Au grand soulagement des scientifiques, un réseau de protection du marsouin aptère a été mis en place en 2008 avec un soutien administratif, scientifique et financier du ministère de l’Agriculture, de l’Institut d’hydrobiologie, du Fonds mondial pour la nature et des autorités de la pêche à différents niveaux. Il couvre six zones de protection et deux stations de surveillance dans cinq provinces et une municipalité dans le cours moyen et inférieur du Yangtsé.

Derniers sanctuaires

L’un de ces sites de protection naturelle se trouve dans la zone de développement de Tian’ezhou à Shishou (Hubei). Le sanctuaire est un plan d’eau de forme ovale, créé en 1972, lorsque le cours du Yangtsé a été modifié. Depuis sa fondation en 1990, le nombre de marsouins aptères y est passé de cinq à plusieurs dizaines d’individus.

Ces marsouins sont hébergés dans de grandes cages flottant dans l’eau, une vie de quasi-liberté. Le personnel trace leurs activités quotidiennes et collecte des données sur leur croissance pour des études de toutes sortes.

Tian’ezhou représente la première réussite d’élevage conservatoire de cétacés. Selon Wang Ding, c’est une méthode d’appoint lorsque la protection d’un animal en voie de disparition dans son habitat naturel a échoué. Elle est globalement considérée comme l’alternative la plus efficace après la conservation in situ.

En plus de Tian’ezhou, une dizaine de refuges, représentant 4 202 km², ont été construits sur le cours moyen et inférieur du Yangtsé depuis les années 1990. Mais les scientifiques ont répété que la protection des marsouins aptères est plus compliquée que celle du panda géant, puisque leur habitat naturel est l’un des plus grands fleuves du monde et qu’on ne peut pas empêcher les dommages dus à la navigation et à la pollution.

Voilà le dernier espoir pour la survie de cette créature ancienne. Dans le pire des cas, certains scientifiques supposent que, même si le marsouin aptère disparaissait du cours principal du Yangtsé, il pourrait être repeuplé si on conserve assez de spécimens dans ces sanctuaires. Ils seraient relâchés dans leur biotope originel, une fois rééquilibré l’écosystème du fleuve.

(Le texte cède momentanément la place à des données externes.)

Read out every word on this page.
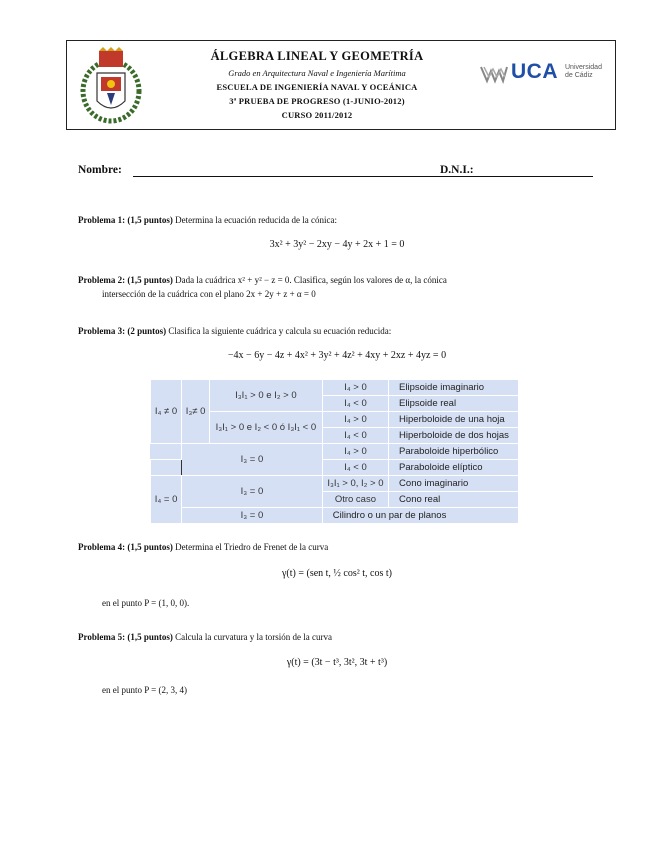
ÁLGEBRA LINEAL Y GEOMETRÍA
Grado en Arquitectura Naval e Ingeniería Marítima
ESCUELA DE INGENIERÍA NAVAL Y OCEÁNICA
3ª PRUEBA DE PROGRESO (1-JUNIO-2012)
CURSO 2011/2012
UCA Universidad
de Cádiz
Nombre:	D.N.I.:
Problema 1: (1,5 puntos) Determina la ecuación reducida de la cónica:
3x² + 3y² − 2xy − 4y + 2x + 1 = 0
Problema 2: (1,5 puntos) Dada la cuádrica x² + y² − z = 0. Clasifica, según los valores de α, la cónica
intersección de la cuádrica con el plano 2x + 2y + z + α = 0
Problema 3: (2 puntos) Clasifica la siguiente cuádrica y calcula su ecuación reducida:
−4x − 6y − 4z + 4x² + 3y² + 4z² + 4xy + 2xz + 4yz = 0
I₄ ≠ 0	I₃≠ 0	I₃I₁ > 0 e I₂ > 0	I₄ > 0	Elipsoide imaginario
			I₄ < 0	Elipsoide real
		I₃I₁ > 0 e I₂ < 0 ó I₃I₁ < 0	I₄ > 0	Hiperboloide de una hoja
			I₄ < 0	Hiperboloide de dos hojas
	I₃ = 0		I₄ > 0	Paraboloide hiperbólico
			I₄ < 0	Paraboloide elíptico
I₄ = 0	I₃ = 0		I₃I₁ > 0, I₂ > 0	Cono imaginario
			Otro caso	Cono real
	I₃ = 0		Cilindro o un par de planos	
Problema 4: (1,5 puntos) Determina el Triedro de Frenet de la curva
γ(t) = (sen t, ½ cos² t, cos t)
en el punto P = (1, 0, 0).
Problema 5: (1,5 puntos) Calcula la curvatura y la torsión de la curva
γ(t) = (3t − t³, 3t², 3t + t³)
en el punto P = (2, 3, 4)
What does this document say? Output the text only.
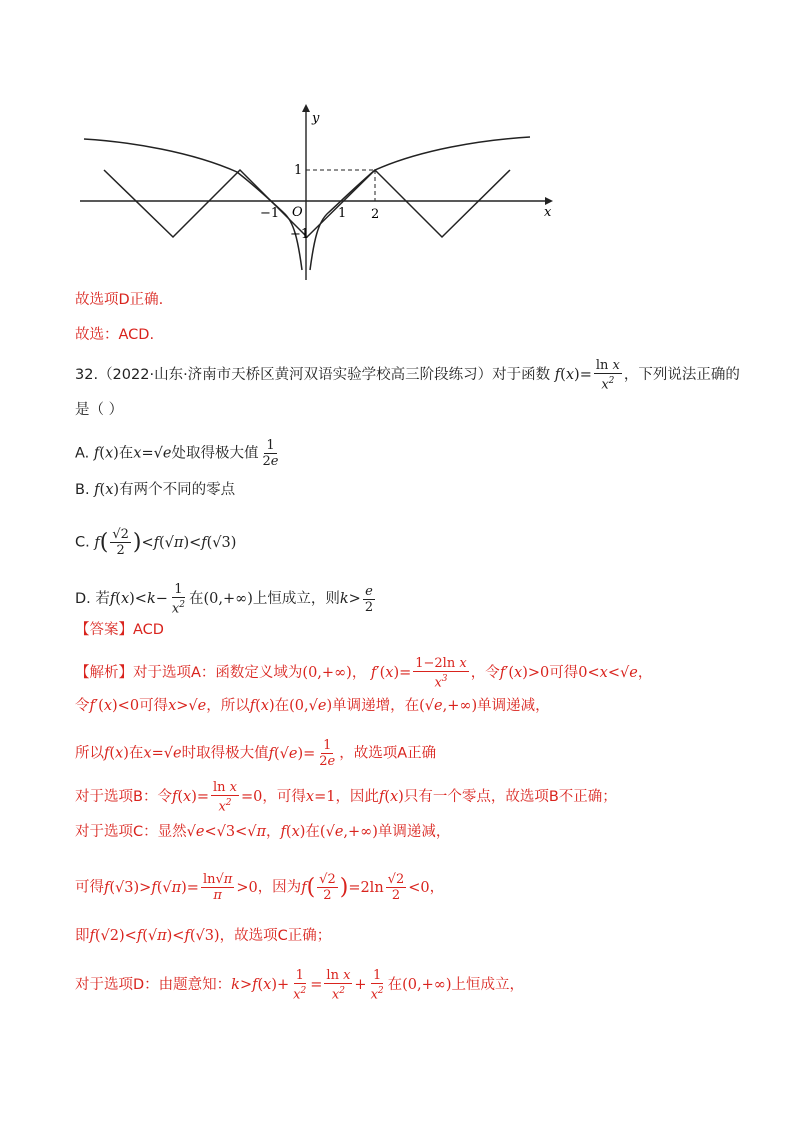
y
x
O
1
−1
−1
1 2
故选项D正确.
故选：ACD.
32.（2022·山东·济南市天桥区黄河双语实验学校高三阶段练习）对于函数 $f(x)= \frac{\text{ln x}}{x^2}$ ，下列说法正确的
是（ ）
A. f(x)在x=√e处取得极大值 $\frac{1}{2e}$
B. f(x)有两个不同的零点
C. $f( \frac{√2}{2} )<f(√\pi)<f(√3)$
D. 若$f(x)<k- \frac{1}{x^2}$ 在(0,+∞)上恒成立，则$k> \frac{e}{2}$
【答案】ACD
【解析】对于选项A：函数定义域为(0,+∞)， $f'(x)= \frac{\text{1−2ln x}}{x^3}$ ，令f′(x)>0可得0<x<√e，
令f′(x)<0可得x>√e，所以f(x)在(0,√e)单调递增，在(√e,+∞)单调递减，
所以f(x)在x=√e时取得极大值$f(√e)= \frac{1}{2e}$ ，故选项A正确
对于选项B：令$f(x)= \frac{\text{ln x}}{x^2} =0$，可得x=1，因此f(x)只有一个零点，故选项B不正确；
对于选项C：显然√e<√3<√π，f(x)在(√e,+∞)单调递减，
可得$f(√3)>f(√\pi)= \frac{\ln√\pi}{\pi} >0$，因为$f( \frac{√2}{2} )=2\ln \frac{√2}{2} <0$，
即f(√2)<f(√π)<f(√3)，故选项C正确；
对于选项D：由题意知：$k>f(x)+ \frac{1}{x^2} = \frac{\text{ln x}}{x^2} + \frac{1}{x^2}$ 在(0,+∞)上恒成立，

En attendant, certains, plus entreprenants que d’autres, ont spontanément migré vers le lac Poyang, dans la province du Jiangxi, le plus grand plan d’eau douce en Chine. Selon la surveillance commencée en 2005 et poursuivie de manière intensive pendant deux ans par des chercheurs de l’Institut d’hydrobiologie, le lac abrite toute l’année une centaine de marsouins aptères, et pas moins de 450 (un tiers de la population sauvage) parcourent la zone située entre l’embouchure du lac et Laoyemiao durant les périodes de chasse, d’accouplement et de reproduction. Il s’agit de la plus grande communauté connue de marsouins aptères sauvages.

Le lac n’est cependant pas un paradis pour cette espèce rare. Les saisons sèches prolongées ont conduit à une baisse significative du niveau de l’eau, ce qui diminue par conséquent les ressources halieutiques qui sont déjà menacées de surpêche. En décembre 2009, le Conseil des affaires d’État a approuvé le Plan pour une zone biologique et économique au bord du lac Poyang. Ce plan s’engage à préserver les espèces menacées, notamment le marsouin aptère et l’alose, et à construire une réserve naturelle pour cette dernière.

Suite à une enquête sur la population de marsouins aptères du Poyang en février dernier, les scientifiques ont réalisé une seconde inspection cette année, durant laquelle ils ont vérifié leur santé et les ont équipés de PIT (transpondeurs passifs intégrés) pour recenser leurs activités.

Il faut du temps et des efforts pour réhabiliter une espèce dont le nombre a été réduit à des niveaux dangereusement bas. La lente dégradation du climat et de l’environnement en Chine et dans le monde ajoute plus d’incertitudes pour l’avenir de l’animal. Mais comme le dit l’adage, mieux vaut tard que jamais.